There are two types of engineers (especially at big tech companies): those who write very detailed software design documentation first, and those who build a working proof of concept first.
Design documentation fallacy
Design documentation as a starting point of developing or iterating on a product discourages testing the idea out with actual users (who may not have specified the problem correctly or wouldn’t agree with the proposed solution) and/or discussing it with other engineers at the company, with perhaps better knowledge about the problem. This causes the development team to commit to unnecessarily complex or outright wrong solutions, and writing those down in design documents encourages those bad decisions to persist through later phases of development, since anything already written down is harder to delete, even if it’s obviously wrong.
This type of documentation writer will assume complexity (in all the wrong places) because it just feels right. Meanwhile, software engineers should actually try to implement the core idea with as little complexity as possible.
What then?
Before diving headfirst into building the whole idea, build a prototype of the complex idea to see where your assumptions about the problem and the assumed solution fall apart. The prototype should be built in the easiest and fastest possible way (without rushing into problems you don’t have yet), and then fix things that break (or rewrite it) until it is acceptable. Fast prototyping accelerates the early feedback loop, where final quality doesn’t matter as much as figuring out what the right thing to build is and how to do it as fast as possible.
If the prototype is not complex and is good enough for production, just ship it. Only if this isn’t the case should you rebuild the whole solution from the ground up. Use the newly-gained knowledge about where and how much actual complexity lies in the proposed solution to both build a better version of the product and write actually insightful documentation. When doing the rewrite, you already know exactly how the desired result should behave, so less time is spent writing code and more effort is put into review, integration, and later maintenance.
“If engineers were good at guessing or knowing where complexity exists, they would be politicians, not engineers.”
‑ Theo Browne, summarized
Keep complexity out
Aiming to make the solution simple almost always scales better than starting with a (possibly wrong) complex solution and trying to morph it later. Most projects don’t need to scale to extremes in the first place and are damaged by pretending to.
If you can’t easily explain why something is difficult, then it represents incidental complexity, which should not even be there in the first place. Addressing that first and implementing the new feature later not only makes the codebase easier to navigate in the future, but also removes unnecessary complexity before spiralling out of control.
And the thing about abstractions is - very few abstractions should exist in general application development. Just write the code you need and stop abstracting beyond recognition.
Pace the quality
The trade-off between quality and pace should still depend on the context. But for the majority of projects where bugs aren’t mission-critical (e.g., banking), you’re going to get further with shipping fast and fixing bugs along the way rather than taking time to make sure you’re shipping pristine features first try.

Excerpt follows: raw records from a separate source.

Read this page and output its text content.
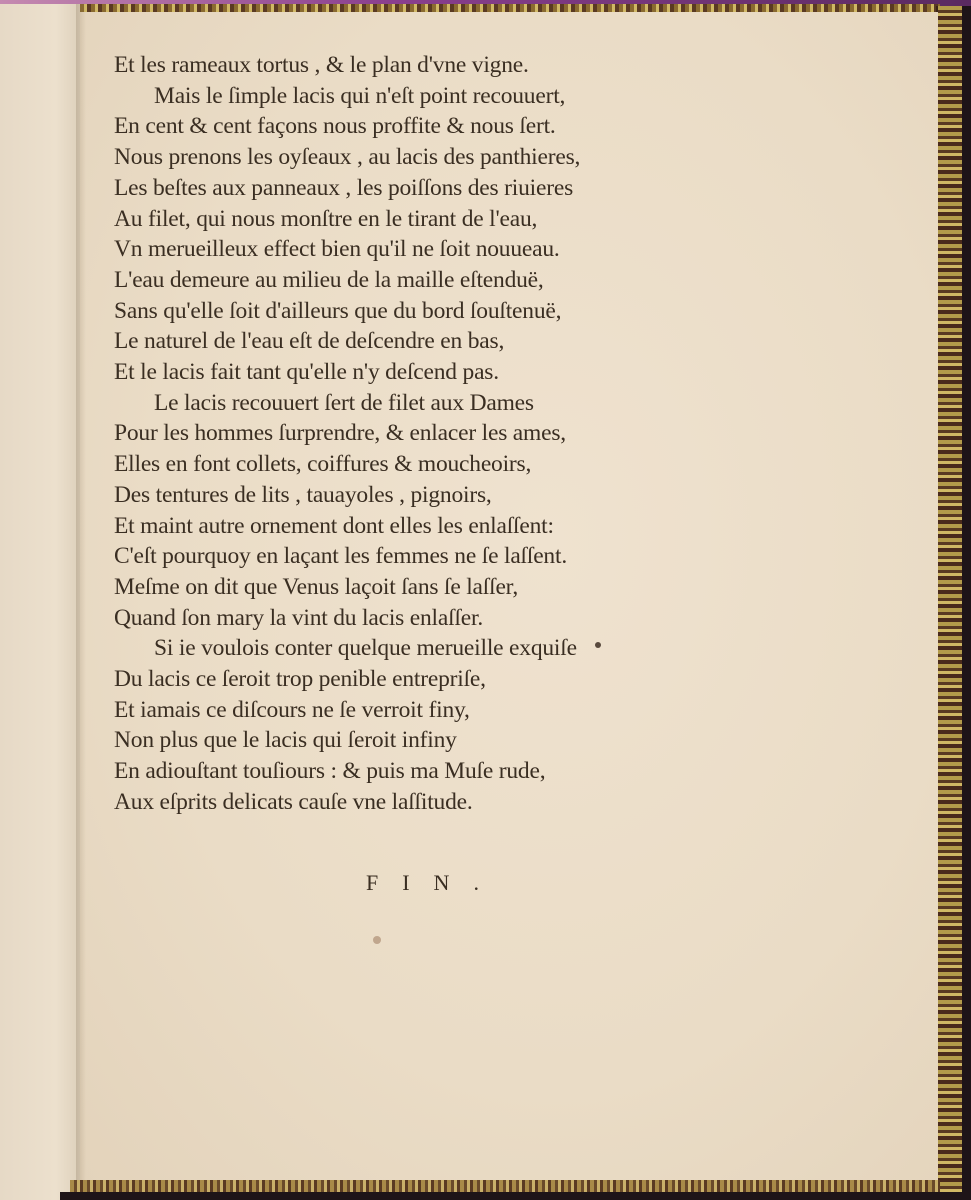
Et les rameaux tortus , & le plan d'vne vigne.
Mais le ſimple lacis qui n'eſt point recouuert,
En cent & cent façons nous proffite & nous ſert.
Nous prenons les oyſeaux , au lacis des panthieres,
Les beſtes aux panneaux , les poiſſons des riuieres
Au filet, qui nous monſtre en le tirant de l'eau,
Vn merueilleux effect bien qu'il ne ſoit nouueau.
L'eau demeure au milieu de la maille eſtenduë,
Sans qu'elle ſoit d'ailleurs que du bord ſouſtenuë,
Le naturel de l'eau eſt de deſcendre en bas,
Et le lacis fait tant qu'elle n'y deſcend pas.
Le lacis recouuert ſert de filet aux Dames
Pour les hommes ſurprendre, & enlacer les ames,
Elles en font collets, coiffures & moucheoirs,
Des tentures de lits , tauayoles , pignoirs,
Et maint autre ornement dont elles les enlaſſent:
C'eſt pourquoy en laçant les femmes ne ſe laſſent.
Meſme on dit que Venus laçoit ſans ſe laſſer,
Quand ſon mary la vint du lacis enlaſſer.
Si ie voulois conter quelque merueille exquiſe
Du lacis ce ſeroit trop penible entrepriſe,
Et iamais ce diſcours ne ſe verroit finy,
Non plus que le lacis qui ſeroit infiny
En adiouſtant touſiours : & puis ma Muſe rude,
Aux eſprits delicats cauſe vne laſſitude.
FIN.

Over time, you learn the specific situations where planning ahead makes sense (e.g., thinking through SQL table design ahead of time rather than changing it later, which can be extremely hard without downtime).
Be willing to cut out 10% of a new feature that would take 50% of the engineering time, and build foresight to know what those pieces are over time.
Deploy, debug, deploy
When starting a new project, immediately try to incorporate automatic builds and deployments using CI/CD pipelines to deploy the system easier and faster before developing it further. This will help you spot errors that don’t happen in the local environment, and make it easier to show progress to QA testers and other developers.
On the topic of testing - make debugging easier, otherwise, you’ll be terrified to make changes because possible new bugs might take you too long to figure out. If over 50% of debugging time is spent on setup, reproduction of state, and cleanup, figure out how to make it easier as soon as possible.
Too long, can’t / won’t read
Try building a simple prototype of the desired product as soon as possible, learning about the problem space in the meantime. Testing a possible solution to users’ problems early on will possibly give you more valuable feedback than you would get from months of dry planning.